それを横目で見ながら、受け取った名簿を早速取り出す。名簿のほかにも入試の成績や中学の調査書などが入っていたが、それは無視した。クラスの大半が中等部からの内部入学組で、問題児であれば噂は聞こえてくるし、そもそも俺の様なまだまだ若手に分類される教師のクラスに振り分けられることはない。他の中学からの外部入学組はクラスにいて数人。しかも青学高等部の入試レベルは高いから、そういう問題児が入学できるところではない。
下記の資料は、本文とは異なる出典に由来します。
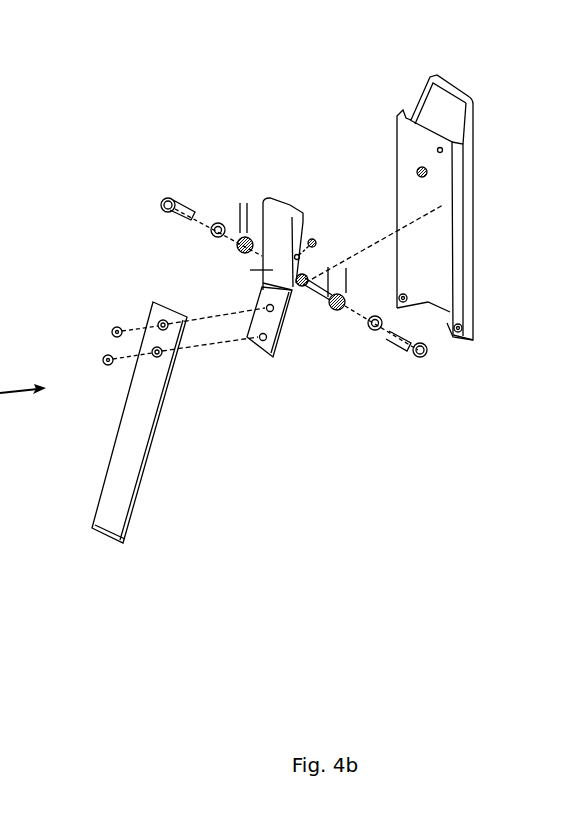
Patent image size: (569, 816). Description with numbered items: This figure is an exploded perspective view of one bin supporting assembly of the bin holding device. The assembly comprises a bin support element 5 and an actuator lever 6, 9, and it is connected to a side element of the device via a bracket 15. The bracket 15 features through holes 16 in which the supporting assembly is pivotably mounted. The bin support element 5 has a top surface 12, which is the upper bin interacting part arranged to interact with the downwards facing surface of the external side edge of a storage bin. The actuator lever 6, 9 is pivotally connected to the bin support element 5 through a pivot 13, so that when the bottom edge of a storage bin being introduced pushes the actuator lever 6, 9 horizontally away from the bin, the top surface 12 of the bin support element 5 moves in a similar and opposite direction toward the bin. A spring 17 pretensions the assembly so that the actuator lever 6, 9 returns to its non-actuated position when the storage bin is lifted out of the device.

The bin support element 5 is at (273, 270).
The actuator lever 6 is at (203, 422).
The actuator lever 9 is at (123, 477).
The top surface 12 is at (284, 208).
The pivot 13 is at (302, 286).
The bracket 15 is at (412, 150).
The through holes 16 is at (422, 173).
The spring 17 is at (333, 310).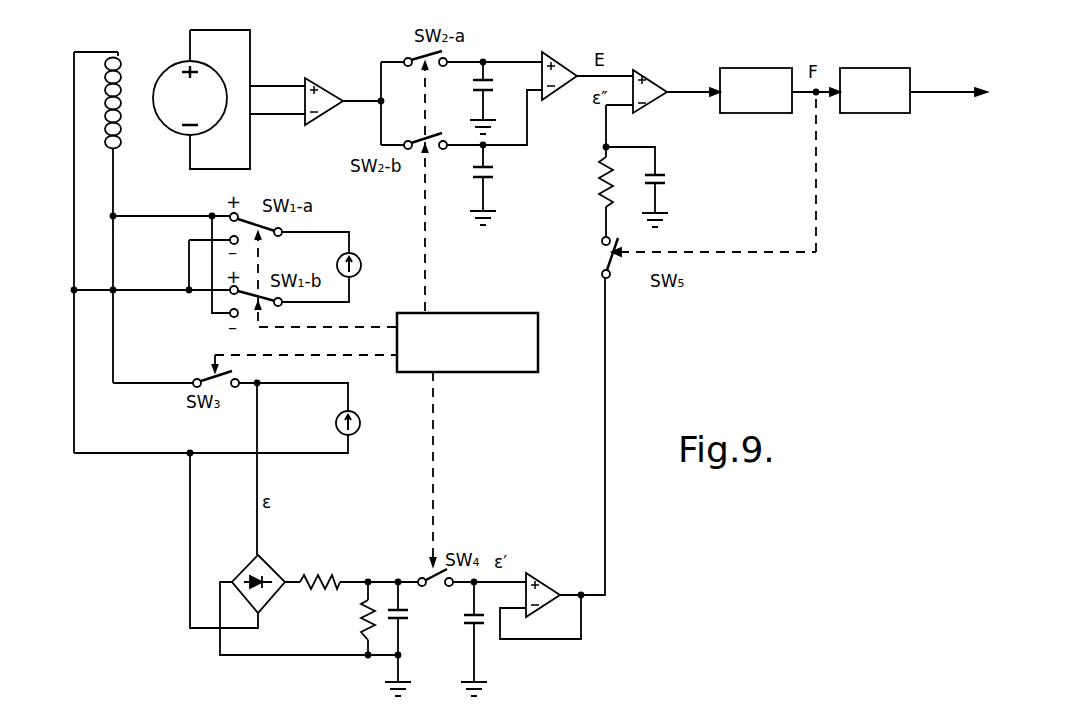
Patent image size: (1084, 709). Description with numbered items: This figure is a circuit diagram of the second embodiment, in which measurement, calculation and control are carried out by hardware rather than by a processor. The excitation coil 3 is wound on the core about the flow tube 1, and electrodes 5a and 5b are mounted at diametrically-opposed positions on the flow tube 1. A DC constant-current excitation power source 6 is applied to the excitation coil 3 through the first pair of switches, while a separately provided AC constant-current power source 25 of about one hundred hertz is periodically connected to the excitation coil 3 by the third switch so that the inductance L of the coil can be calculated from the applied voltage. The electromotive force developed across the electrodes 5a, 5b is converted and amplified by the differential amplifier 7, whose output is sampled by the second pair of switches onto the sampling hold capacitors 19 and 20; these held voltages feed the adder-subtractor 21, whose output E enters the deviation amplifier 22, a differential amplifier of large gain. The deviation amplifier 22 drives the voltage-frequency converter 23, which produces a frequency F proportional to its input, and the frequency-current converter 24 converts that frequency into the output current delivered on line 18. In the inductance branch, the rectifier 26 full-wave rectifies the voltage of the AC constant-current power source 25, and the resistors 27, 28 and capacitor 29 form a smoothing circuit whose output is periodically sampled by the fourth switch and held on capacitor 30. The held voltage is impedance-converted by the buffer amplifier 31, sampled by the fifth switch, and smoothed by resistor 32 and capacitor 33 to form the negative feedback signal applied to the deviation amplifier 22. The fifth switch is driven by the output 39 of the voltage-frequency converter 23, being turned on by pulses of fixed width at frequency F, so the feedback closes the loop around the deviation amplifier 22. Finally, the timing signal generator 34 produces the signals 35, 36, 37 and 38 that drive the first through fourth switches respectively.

The excitation coil 3 is at (118, 72).
The flow tube 1 is at (208, 78).
The electrode 5a is at (180, 89).
The electrode 5b is at (200, 114).
The differential amplifier 7 is at (322, 78).
The sampling hold capacitor 19 is at (472, 86).
The sampling hold capacitor 20 is at (496, 178).
The adder-subtractor 21 is at (559, 64).
The deviation amplifier 22 is at (654, 72).
The voltage-frequency converter 23 is at (750, 68).
The frequency-current converter 24 is at (874, 68).
The output line 18 is at (938, 90).
The DC constant-current excitation power source 6 is at (360, 262).
The AC constant-current power source 25 is at (336, 423).
The rectifier 26 is at (274, 570).
The resistor 27 is at (330, 576).
The resistor 28 is at (360, 620).
The capacitor 29 is at (410, 614).
The capacitor 30 is at (466, 624).
The buffer amplifier 31 is at (550, 586).
The resistor 32 is at (600, 196).
The capacitor 33 is at (666, 174).
The timing signal generator 34 is at (538, 352).
The timing signal 35 is at (368, 326).
The timing signal 36 is at (425, 275).
The timing signal 37 is at (374, 386).
The timing signal 38 is at (433, 478).
The output of voltage-frequency converter 39 is at (743, 250).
そんなことを考えつつ、ざっと名簿を眺めていると半ばほどで見知った名前が目に飛び込んできた。
(うわっ……)
しかも出席番号が並んでいたので驚いてしまう。幸い、声を上げることはなかったが。
(まあ……ありえないわけじゃないけど……それでもなあ)
そもそも片方は外部入学組。中等部から可能性があったのならともかく、高等部でいきなり、しかも10クラス以上あるのにいきなり同じクラス。
(なんでまた)
そう思ったが、ふと思うところがあって入試の成績を引っ張り出してみれば、そこに答えが載っていた。
(ああ……入試で一番だったからか)
外部入学組が1組へ入る確率は低い。外部入学者は成績を考慮に入れた上でクラス分けがされる。1組へは入試で40番以内に入らなければ難しい。そもそも内部入学と外部入学では、内部入学のほうが有利だ。中等部と高等部で教師の移動はあるし、高等部入試でどんなところが大切なのか、どんな問題が出やすいのか予想が立てやすい。高等部入学可能レベルでなくても中等部の人間が高等部へ進めないということはない。けれど、あまりにレベルが低いと、それはそれで印象が悪い。主にその生徒を教えた教師が。そのために教師は必死になる。そして生徒は入試でいい成績を取る。すると、そんなことを経験できなかった外部入学組の入試成績は低くなりがちだ。
けれど今回はそれが覆されたようだ。
中等部の教師は悔しいだろう。
中等部トップ、全体では2番で入学して来る生徒は最近青学で最も注目を浴びている生徒だ。
(去年の中等部の生徒会長、男子テニス部部長。しかもそのテニス部は全国大会団体戦優勝だ)
まったくもって完璧だ。
自分の中学時代と比べて嫌になる。文武どちらも出来ていなかったわけではないが。
そんな男を抑えた外部入学者は女生徒。
大方の――内部入学者の予想を裏切って、入学式の新入生代表は彼女になった。
(さて、どんな反応があるか)
入試成績1位の生徒が代表になるのは大半の者が知っている。
過去にはこれが誰になるかでいざこざがあったと聞く。しかも内部入学者ではなく外部入学者が代表になると、中等部でトップクラスの成績を収めていた生徒達はその生徒を嫌ったとか、いじめの対象にしたとか――――。
(今回ばかりはありえないだろうけどな)
前後に並んだ名前を見ながら、俺は内心で笑う。